Comparison oil spills with chemical spills
While oil spills are much larger than chemical spills they are also occur more frequently. However, with many different chemicals being transported, the risk of any individual chemical being released is very much less than the risk of an oil release.
Oils can evaporate, float, dissolve or sink as their component chemicals dictate Oil spill response is focused on removing the floating oil from the water surface and on minimizing its spread. The large quantities that evaporate, naturally disperse or dissolve are welcomed as being beyond response. (Deep Water Horizon spill 2010).
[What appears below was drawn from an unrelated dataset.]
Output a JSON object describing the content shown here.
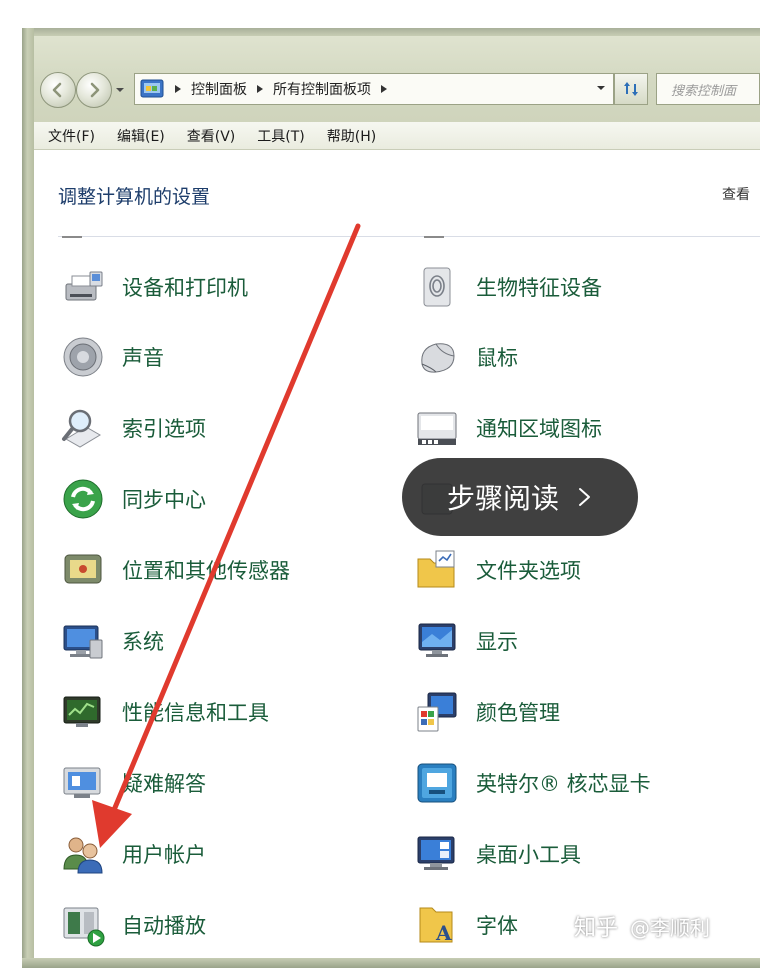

In fact enhance dispersion by dispersant application is one of the oil spill response options that reduce hazard by exposing it to enhanced biodegradation as dispersed droplets in the water column.
However, the floating part of an oil spill is treatable because it is visible by colour differentiation. In contrast, most chemicals are invisible on the water surface.
Again, released chemicals, naturally transferred to the air and to the water column should also be welcomed as untreatable being present in smaller amounts than oil components and just as likely to dilute therein to zero concentration. Yet again, floating, persistent chemicals, if visible with the help of remote sensing techniques, could be treated like oil spills. On the other hand, persistent floating chemicals that remain on the water surface for long enough and which are not more explosive/flammable or toxic than oil could be treated by oil response techniques.
Further to similarities, oil and chemicals could be flammable; Oil and chemicals could be explosive (gas plume); Oil and chemicals could be toxic in air and in the water column subject to exposure concentrations. However some chemicals are intrinsically more toxic than oils, while weathered oil is effectively less toxic but is sticky. As to oil components and chemicals, some are carcinogenic subject to exposure concentrations, while some individual chemicals can be; explosives (IMDG Class 1), reacting substance (IMDG Class 4) corrosives (IMDG Class 8) oxidizing substances (IMDG class 4) and radioactive substances (IMDG class 7), which is never the case for oil.
Chemicals can also be released while still inside a package (drum, container etc.), the more toxic substances being transported in stronger packages, which withstand exposure to the marine environment for longer without losing their content. However, releases from such sources are small and non-recoverable. Therefore, rather than concentrating on released chemicals it is better to focus on chemicals still recoverable in the package before the content is released through corrosion or severe weather.
This being best achieved by salvaging grounded ships, recovering (tank) containers with chemicals inside, and by recovering packages from the sea or the seabed.
Similarly, in incidents involving oil and bulk chemicals, the first priority is to save cargo and bunkers by lightened to another tanker.
Salvage techniques for oil and chemical spills should, therefore, be the focal point in dealing with incidents of both. Only the visible floating chemicals and those which sink to the seabed should be recovered as for oil, the latter being seen as a salvage job.
In fact we can speak about the chemical spill response as we can about oil spill response, the hazards and the behaviours being comparable unless the chemicals need further consideration in respect of some additional radioactivity, corrosiveness, reactivity, and, in case of IMDG class 1, explosion.